Today launched the United Nations climate summit in Cancún, Mexico (COP16). While the world needs decisive action to regulate greenhouse gas emissions, the outcome of this two-week conference promises to be something less revolutionary.
Nnimmo Bassey, board member and West Africa advisor for Global Greengrants Fund, laid out his thoughts on the Friends of the Earth blog in Commodifying Nature in an Age of Climate Change. “The world appears deaf to the need for real actions to curb climate change, and the focus remains on money,” writes Bassey. Programs like Reducing Emissions from Deforestation and Forest Degradation (REDD) and other carbon trading schemes will likely top priorities of high-level negotiators. Such programs hardly address the causes of climate change. Instead, they allow rich nations to continue business as usual while threatening the rights of millions of forest-dependent communities. Still, Bassey believes in grassroots action:
However, social movements and other civil society groups are set to push up the voices of the people. The environmental justice movement that took first serious steps in Copenhagen is sure to take firmer steps on the streets of Cancún… The message in Cancún, if we must expect motions towards real actions to tackle climate change, is that governments must pay attention to what the people are saying, to the real challenges faced by vulnerable peoples around the world.

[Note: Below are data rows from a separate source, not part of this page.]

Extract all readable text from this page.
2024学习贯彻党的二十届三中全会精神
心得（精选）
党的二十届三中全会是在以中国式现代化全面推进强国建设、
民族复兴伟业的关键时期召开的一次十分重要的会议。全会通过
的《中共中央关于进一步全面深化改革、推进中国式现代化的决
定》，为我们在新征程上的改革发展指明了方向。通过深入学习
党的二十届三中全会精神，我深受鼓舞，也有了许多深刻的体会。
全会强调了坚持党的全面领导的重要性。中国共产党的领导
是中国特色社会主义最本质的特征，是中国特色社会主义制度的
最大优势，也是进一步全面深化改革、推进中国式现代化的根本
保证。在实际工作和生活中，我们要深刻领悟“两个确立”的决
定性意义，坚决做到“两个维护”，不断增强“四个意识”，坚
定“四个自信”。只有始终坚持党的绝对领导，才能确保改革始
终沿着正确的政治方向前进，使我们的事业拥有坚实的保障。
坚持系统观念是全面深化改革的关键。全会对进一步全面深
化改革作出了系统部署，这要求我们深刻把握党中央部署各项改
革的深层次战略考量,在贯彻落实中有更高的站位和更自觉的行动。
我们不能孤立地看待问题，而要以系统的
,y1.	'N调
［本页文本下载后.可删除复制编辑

And grassroots action in Cancún is full of momentum. The Global Greengrants-funded South-South Summit on Climate Justice and Finance also began today. More than 40 participants from the Global South are gathering to raise awareness about policy and develop “a common and united position of the Southern climate movement.” Mahabat Murzakanova, with Citizens Against Corruption in Kyrgyzstan, will be blogging often on her experiences at the Summit and throughout COP16.
Similarly, TckTckTck’s Pyramid of Hope was a visual reminder of the need for climate action. Christiana Figueres, Executive Secretary for the UNFCCC, stopped by the Pyramid to declare what she sees as the most necessary values in this year’s climate negotiations: “Commitment and Compromise.”
It remains to be seen what exactly will come out of Cancún by mid-December, but grassroots activists will not let this opportunity slip. We can expect to see a remarkable showing of thousands of community leaders, indigenous peoples, and climate activists—all fighting for climate justice.